Read These 6 Books About Ukraine
“People have definitely been picking up the Russian books more, like Putin’s People and that sort of title,” she told NPR. “A lot of the books that are available to us about Ukraine and Russia and their relationship and their history are out of stock already at our supplier.”
Many customers come into the shop knowing what they want, she said. But if you’re not sure what to reach for first, here’s a roundup of books about Ukraine that you might want to dive into.
I Will Die in a Foreign Land, by Kalani Pickhart
Pickhart’s debut novel is on Fowler’s to-read list. Named among the New York Public Library’s best books of 2021, I Will Die in a Foreign Land chronicles what Ukrainian protests looked like in 2013 and 2014, as demonstrators pushed for closer ties with NATO and the European Union.
Pickhart told KJZZ‘s The Show last month that the book has garnered more attention as tensions grew between Russia and Ukraine.
“I think a lot of folks are looking for more information and to sort of understand the conflict in a way that’s sort of digestible, essentially just trying to get a sense of the emotional movement of what’s going on,” Pickhart said.
Lucky Breaks, by Yevgenia Belorusets
A fiction book on Fowler’s list, Lucky Breaks, translated from Russian by Eugene Ostashevsky, is a collection of short stories about women living in the aftermath of war in Ukraine. Belorusets, a Ukrainian writer, centers on ordinary lives—a florist, a cosmetologist, a card player, among others.
Hip Hop Ukraine: Music, Race, and African Migration, by Adriana Helbig
Helbig, who chairs the University of Pittsburgh’s music department, saw African musicians rapping in Ukrainian during the Orange Revolution in 2004. The revolution followed a presidential election, which many claimed to be corrupt and fraudulent.
Through ethnographic research of music, media and policy, Helbig’s book delves into the world of urban music, hip hop parties and dance competitions, along with interracial encounters among African immigrants and the local population.
Midnight in Chernobyl, by Adam Higginbotham
Higginbotham, a journalist, spent years investigating the aftermath of the Chernobyl nuclear disaster.
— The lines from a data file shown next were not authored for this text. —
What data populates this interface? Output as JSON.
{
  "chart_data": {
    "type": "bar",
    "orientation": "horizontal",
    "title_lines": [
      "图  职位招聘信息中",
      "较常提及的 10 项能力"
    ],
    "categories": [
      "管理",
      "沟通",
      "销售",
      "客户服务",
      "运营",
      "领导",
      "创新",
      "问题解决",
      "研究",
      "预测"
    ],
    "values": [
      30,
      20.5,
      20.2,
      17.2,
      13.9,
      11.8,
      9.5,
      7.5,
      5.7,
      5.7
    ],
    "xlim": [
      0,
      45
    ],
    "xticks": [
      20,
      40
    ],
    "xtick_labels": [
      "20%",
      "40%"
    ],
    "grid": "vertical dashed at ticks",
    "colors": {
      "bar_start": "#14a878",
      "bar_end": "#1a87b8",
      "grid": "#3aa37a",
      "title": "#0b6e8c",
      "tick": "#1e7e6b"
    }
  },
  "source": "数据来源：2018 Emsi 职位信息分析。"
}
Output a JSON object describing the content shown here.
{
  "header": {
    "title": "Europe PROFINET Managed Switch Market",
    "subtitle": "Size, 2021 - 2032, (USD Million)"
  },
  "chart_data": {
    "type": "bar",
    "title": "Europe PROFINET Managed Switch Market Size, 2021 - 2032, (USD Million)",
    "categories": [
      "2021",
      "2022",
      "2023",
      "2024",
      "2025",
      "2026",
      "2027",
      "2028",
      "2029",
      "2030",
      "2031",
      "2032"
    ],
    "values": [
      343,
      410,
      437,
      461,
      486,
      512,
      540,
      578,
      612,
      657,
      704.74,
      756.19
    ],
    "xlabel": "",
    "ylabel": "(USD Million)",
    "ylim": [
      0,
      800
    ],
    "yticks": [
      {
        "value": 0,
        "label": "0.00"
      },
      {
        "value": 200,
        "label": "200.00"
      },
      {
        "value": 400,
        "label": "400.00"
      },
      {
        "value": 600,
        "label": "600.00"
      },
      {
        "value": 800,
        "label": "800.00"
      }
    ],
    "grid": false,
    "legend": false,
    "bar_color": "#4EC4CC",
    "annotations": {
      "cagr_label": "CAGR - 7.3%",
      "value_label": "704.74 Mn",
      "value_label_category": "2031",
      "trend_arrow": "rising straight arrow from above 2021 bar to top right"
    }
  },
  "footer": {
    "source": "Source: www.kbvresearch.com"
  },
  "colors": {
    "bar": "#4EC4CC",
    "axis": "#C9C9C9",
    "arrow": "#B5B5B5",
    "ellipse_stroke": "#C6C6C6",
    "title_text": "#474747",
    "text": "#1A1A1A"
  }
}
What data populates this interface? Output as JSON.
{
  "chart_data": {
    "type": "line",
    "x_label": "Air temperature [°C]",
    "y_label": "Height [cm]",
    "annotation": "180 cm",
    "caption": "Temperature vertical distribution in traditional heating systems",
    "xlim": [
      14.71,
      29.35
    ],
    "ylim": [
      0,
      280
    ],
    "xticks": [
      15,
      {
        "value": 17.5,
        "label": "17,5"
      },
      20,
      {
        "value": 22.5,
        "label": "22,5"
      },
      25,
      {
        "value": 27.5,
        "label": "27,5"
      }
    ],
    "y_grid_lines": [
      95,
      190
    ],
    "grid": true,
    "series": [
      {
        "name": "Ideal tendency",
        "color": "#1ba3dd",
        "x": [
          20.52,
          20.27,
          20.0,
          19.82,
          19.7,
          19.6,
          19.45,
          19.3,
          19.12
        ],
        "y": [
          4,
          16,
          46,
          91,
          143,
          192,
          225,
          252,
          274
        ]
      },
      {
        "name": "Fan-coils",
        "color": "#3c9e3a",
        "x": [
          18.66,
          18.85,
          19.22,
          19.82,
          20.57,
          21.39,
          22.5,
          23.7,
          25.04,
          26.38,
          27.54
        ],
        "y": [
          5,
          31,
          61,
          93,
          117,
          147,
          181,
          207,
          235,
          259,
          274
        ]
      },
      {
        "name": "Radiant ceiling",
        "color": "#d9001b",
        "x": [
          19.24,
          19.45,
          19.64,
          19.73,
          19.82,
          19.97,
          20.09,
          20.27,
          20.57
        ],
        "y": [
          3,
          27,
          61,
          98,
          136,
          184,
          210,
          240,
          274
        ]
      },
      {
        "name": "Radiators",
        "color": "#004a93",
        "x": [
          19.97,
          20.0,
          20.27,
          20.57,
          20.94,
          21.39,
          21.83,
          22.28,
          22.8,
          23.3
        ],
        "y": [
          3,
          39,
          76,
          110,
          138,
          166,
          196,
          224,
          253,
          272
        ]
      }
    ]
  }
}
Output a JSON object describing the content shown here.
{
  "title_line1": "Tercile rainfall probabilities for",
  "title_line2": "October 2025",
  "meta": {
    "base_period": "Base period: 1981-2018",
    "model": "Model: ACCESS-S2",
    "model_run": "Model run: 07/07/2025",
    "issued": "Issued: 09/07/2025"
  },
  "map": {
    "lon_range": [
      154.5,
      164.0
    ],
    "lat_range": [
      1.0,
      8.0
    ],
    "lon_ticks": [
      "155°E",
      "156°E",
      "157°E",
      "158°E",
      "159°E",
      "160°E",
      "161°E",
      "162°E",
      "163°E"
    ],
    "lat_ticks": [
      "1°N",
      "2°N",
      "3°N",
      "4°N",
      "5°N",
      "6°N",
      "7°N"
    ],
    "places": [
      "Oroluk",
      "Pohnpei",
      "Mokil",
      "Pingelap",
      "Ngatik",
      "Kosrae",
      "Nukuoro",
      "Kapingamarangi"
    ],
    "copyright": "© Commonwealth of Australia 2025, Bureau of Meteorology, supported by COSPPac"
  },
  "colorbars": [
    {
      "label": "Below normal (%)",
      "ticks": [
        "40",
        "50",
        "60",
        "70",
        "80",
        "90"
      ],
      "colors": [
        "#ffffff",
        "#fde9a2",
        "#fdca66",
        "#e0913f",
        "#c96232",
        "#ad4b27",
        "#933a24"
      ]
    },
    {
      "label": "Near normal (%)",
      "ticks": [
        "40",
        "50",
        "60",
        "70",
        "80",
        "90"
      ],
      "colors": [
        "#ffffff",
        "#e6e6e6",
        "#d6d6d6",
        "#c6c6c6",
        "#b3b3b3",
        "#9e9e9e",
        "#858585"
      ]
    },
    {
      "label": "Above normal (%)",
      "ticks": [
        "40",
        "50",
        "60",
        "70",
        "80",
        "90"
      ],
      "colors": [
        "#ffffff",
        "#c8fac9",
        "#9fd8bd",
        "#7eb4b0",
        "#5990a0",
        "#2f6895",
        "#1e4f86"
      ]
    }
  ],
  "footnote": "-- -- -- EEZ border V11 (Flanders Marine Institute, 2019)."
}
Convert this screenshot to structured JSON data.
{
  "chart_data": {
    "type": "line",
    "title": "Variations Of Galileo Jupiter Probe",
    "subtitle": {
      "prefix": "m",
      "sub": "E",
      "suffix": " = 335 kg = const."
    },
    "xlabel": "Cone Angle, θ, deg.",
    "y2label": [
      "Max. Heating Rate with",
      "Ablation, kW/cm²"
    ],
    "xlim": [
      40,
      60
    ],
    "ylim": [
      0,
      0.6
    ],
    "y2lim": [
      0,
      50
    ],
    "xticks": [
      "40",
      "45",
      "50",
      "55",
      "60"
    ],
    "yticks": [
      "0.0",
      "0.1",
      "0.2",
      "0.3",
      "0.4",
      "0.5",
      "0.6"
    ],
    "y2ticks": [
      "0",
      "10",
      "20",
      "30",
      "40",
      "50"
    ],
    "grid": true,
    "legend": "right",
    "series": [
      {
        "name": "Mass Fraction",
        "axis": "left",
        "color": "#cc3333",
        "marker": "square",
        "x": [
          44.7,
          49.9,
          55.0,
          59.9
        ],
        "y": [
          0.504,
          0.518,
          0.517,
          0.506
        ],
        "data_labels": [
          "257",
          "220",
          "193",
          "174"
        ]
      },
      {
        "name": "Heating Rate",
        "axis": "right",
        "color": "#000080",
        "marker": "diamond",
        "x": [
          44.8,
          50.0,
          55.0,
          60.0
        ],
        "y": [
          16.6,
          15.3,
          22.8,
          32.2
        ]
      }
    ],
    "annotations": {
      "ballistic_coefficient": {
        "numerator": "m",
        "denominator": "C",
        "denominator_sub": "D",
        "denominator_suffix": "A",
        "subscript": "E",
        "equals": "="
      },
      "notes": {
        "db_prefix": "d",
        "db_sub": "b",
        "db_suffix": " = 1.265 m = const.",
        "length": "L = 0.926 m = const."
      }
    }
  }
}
In his book, he digs into the design flaws and Soviet secrecy that contributed to the explosion, as well as the efforts to contain the damage. He spoke to Fresh Air about the novel in 2019.
Jews and Ukrainians in Russia’s Literary Borderlands: From the Shtetl Fair to the Petersburg Bookshop, by Amelia Glaser
This book, which covers much of the 19th century and part of the 20th century in Ukraine, explores how those working and writing in Russian, Ukrainian and Yiddish communicated and collaborated at places like commercial markets and fairs. Glaser’s study seeks to show that Eastern European literature was much more than just a single language and culture.
Red Famine: Stalin’s War on Ukraine, by Anne Applebaum
This book delves into the famine in Ukraine created by Joseph Stalin in the early 1930s, as he sought to destroy the Ukrainian national movement. Nearly 4 million Ukrainians died and many were arrested by Soviet secret police.
On NPR’s Fresh Air, Applebaum, a historian and journalist writing about the war in Ukraine for The Atlantic, explained how Vladimir Putin and Stalin saw Ukraine similarly: “as a vector for ideas that could undermine him or threaten him.”